Soumaïla Bakayoko, chef d’état-major des FAFN, prend la place de Philippe Mangou, à la tête des armées. Il était, depuis 2007, son alter ego au sein du Centre de commandement intégré (CCI). Venu lui aussi, tout comme Gueu, des FANCI, promu général par la « rébellion », il a été de toutes les négociations politiques qui ont jalonné l’histoire de la Côte d’Ivoire depuis 2002. Il a eu à gérer les ruptures et déchirures qui ont marqué les FAFN (affaires Sawadogo Zakari dit Zacharias Koné, Issiaka Ouattara dit Wattao, Ibrahim Coulibaly dit IB, etc.). Ouattara vient, par ailleurs, d’en faire un général de division. Bakayoko a un CEMA-adjoint qui vient des FDS pro-Gbagbo : le général Firmin Déto Létho qui avait rejoint Ouattara dès le début de la bataille d’Abidjan ; il était jusqu’alors commandant des forces terrestres, poste attribué au général de brigade Sékou Touré. Le commandement des Forces aériennes passe entre les mains du colonel-major Jean-Jacques René Ouégnin, le commandement de la marine nationale au capitaine de vaisseau major Djakaridja Konaté, le commandement supérieur de la gendarmerie nationale au colonel-major Gervais Kouakou Kouassi (qui remplace le général de corps d’armées Edouard Tiapé Kassaraté) ; il sera secondé par le colonel Vako Bamba. Le directeur général de la police nationale ne change pas de titulaire : l’inspecteur général Brédou M’bia est maintenu. C’est, par ailleurs, le général Nicolas Kouakou qui est nommé chef du cabinet militaire de Soro.
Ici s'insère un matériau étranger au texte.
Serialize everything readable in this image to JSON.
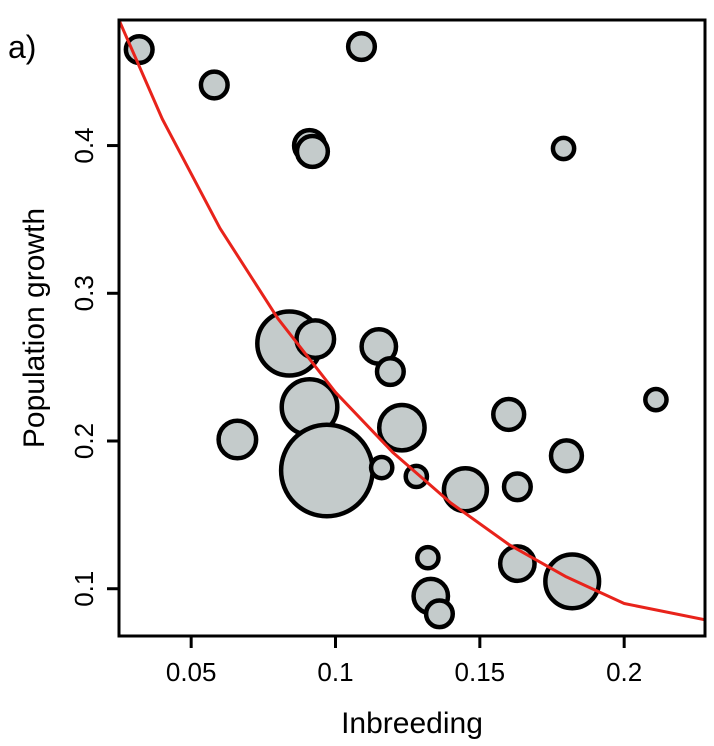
{
  "panel_label": "a)",
  "chart_data": {
    "type": "scatter",
    "xlabel": "Inbreeding",
    "ylabel": "Population growth",
    "xlim": [
      0.025,
      0.228
    ],
    "ylim": [
      0.068,
      0.485
    ],
    "x_ticks": [
      0.05,
      0.1,
      0.15,
      0.2
    ],
    "x_tick_labels": [
      "0.05",
      "0.1",
      "0.15",
      "0.2"
    ],
    "y_ticks": [
      0.1,
      0.2,
      0.3,
      0.4
    ],
    "y_tick_labels": [
      "0.1",
      "0.2",
      "0.3",
      "0.4"
    ],
    "grid": false,
    "legend": "none",
    "point_fill": "#c4cbcb",
    "point_edge": "#000000",
    "curve_color": "#e8231b",
    "points": [
      {
        "x": 0.032,
        "y": 0.465,
        "size": 2
      },
      {
        "x": 0.058,
        "y": 0.441,
        "size": 2
      },
      {
        "x": 0.109,
        "y": 0.467,
        "size": 2
      },
      {
        "x": 0.091,
        "y": 0.4,
        "size": 3
      },
      {
        "x": 0.092,
        "y": 0.396,
        "size": 3
      },
      {
        "x": 0.179,
        "y": 0.398,
        "size": 1
      },
      {
        "x": 0.084,
        "y": 0.266,
        "size": 18
      },
      {
        "x": 0.093,
        "y": 0.269,
        "size": 5
      },
      {
        "x": 0.115,
        "y": 0.264,
        "size": 4
      },
      {
        "x": 0.119,
        "y": 0.247,
        "size": 2
      },
      {
        "x": 0.091,
        "y": 0.223,
        "size": 13
      },
      {
        "x": 0.066,
        "y": 0.201,
        "size": 5
      },
      {
        "x": 0.123,
        "y": 0.209,
        "size": 8
      },
      {
        "x": 0.16,
        "y": 0.218,
        "size": 3
      },
      {
        "x": 0.211,
        "y": 0.228,
        "size": 1
      },
      {
        "x": 0.18,
        "y": 0.19,
        "size": 3
      },
      {
        "x": 0.097,
        "y": 0.18,
        "size": 40
      },
      {
        "x": 0.116,
        "y": 0.182,
        "size": 1
      },
      {
        "x": 0.128,
        "y": 0.176,
        "size": 1
      },
      {
        "x": 0.145,
        "y": 0.167,
        "size": 7
      },
      {
        "x": 0.163,
        "y": 0.169,
        "size": 2
      },
      {
        "x": 0.132,
        "y": 0.121,
        "size": 1
      },
      {
        "x": 0.163,
        "y": 0.117,
        "size": 4
      },
      {
        "x": 0.182,
        "y": 0.105,
        "size": 12
      },
      {
        "x": 0.133,
        "y": 0.095,
        "size": 4
      },
      {
        "x": 0.136,
        "y": 0.083,
        "size": 2
      }
    ],
    "curve": {
      "x": [
        0.025,
        0.04,
        0.06,
        0.08,
        0.1,
        0.12,
        0.14,
        0.16,
        0.18,
        0.2,
        0.228
      ],
      "y": [
        0.485,
        0.418,
        0.344,
        0.283,
        0.233,
        0.192,
        0.158,
        0.13,
        0.108,
        0.09,
        0.079
      ]
    }
  }
}
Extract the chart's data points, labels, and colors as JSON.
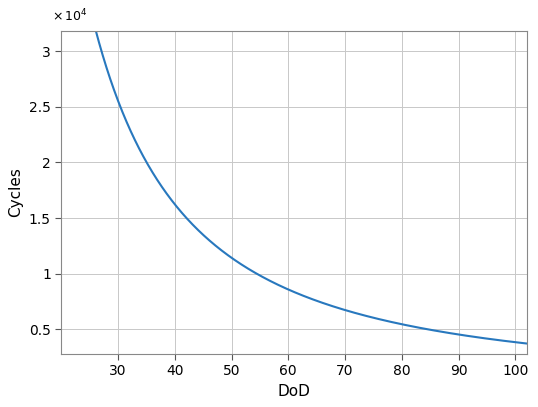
{
  "xlabel": "DoD",
  "ylabel": "Cycles",
  "x_start": 20,
  "x_end": 102,
  "x_ticks": [
    30,
    40,
    50,
    60,
    70,
    80,
    90,
    100
  ],
  "y_ticks": [
    0.5,
    1.0,
    1.5,
    2.0,
    2.5,
    3.0
  ],
  "ylim_display": [
    0.28,
    3.18
  ],
  "xlim": [
    20,
    102
  ],
  "line_color": "#2878BE",
  "line_width": 1.5,
  "grid_color": "#C8C8C8",
  "background_color": "#FFFFFF",
  "power_law_A": 5416000.0,
  "power_law_b": 1.575,
  "scale_factor": 10000.0,
  "xlabel_fontsize": 11,
  "ylabel_fontsize": 11,
  "tick_fontsize": 10,
  "exponent_fontsize": 9
}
* « Dans une perspective historique marquée par un double mouvement en sens inverse de globalisation et de fragmentation économiques, culturelles et sociales, l’époque pousse à la multiplication des revendications et des antagonismes identitaires. Par ailleurs, la violence privée se diversifie et dissémine à la surface du globe, obéissant à toutes sortes de logiques sans unité ni principe directeur mais puissamment corrélées entre elles. Il s’agit de « violences moléculaires » qui ont tendance à proliférer dans les zones d’ombre de la mondialisation. Ces zones d’ombre s’étendent là où le monopole légitime de la violence appartenant à l’Etat - selon l’expression de Max Weber - est affaibli, contesté ou combattu. On assiste alors à une privatisation de la violence et de l’usage de la force. Dans ces zones, ce n’est pas la conquête du pouvoir, perçue comme un enjeu insuffisant, mais la débilité du pouvoir qui est recherchée par des acteurs transnationaux ou infra-étatiques (sociétés multinationales, cartels, sectes, organisations terroristes, groupes para-militaires). Plutôt que de gérer l’Etat, ce qui est généralement compliqué et peu rémunérateur, mieux vaut tenir l’Etat à distance, le cantonner pour permettre les trafics, les activités illicites, l’accaparement des ressources naturelles. Pour y parvenir : l’intimidation et la corruption, la privatisation de la violence et de la force » (Louis Gautier, op. cité, pages 220 et 221).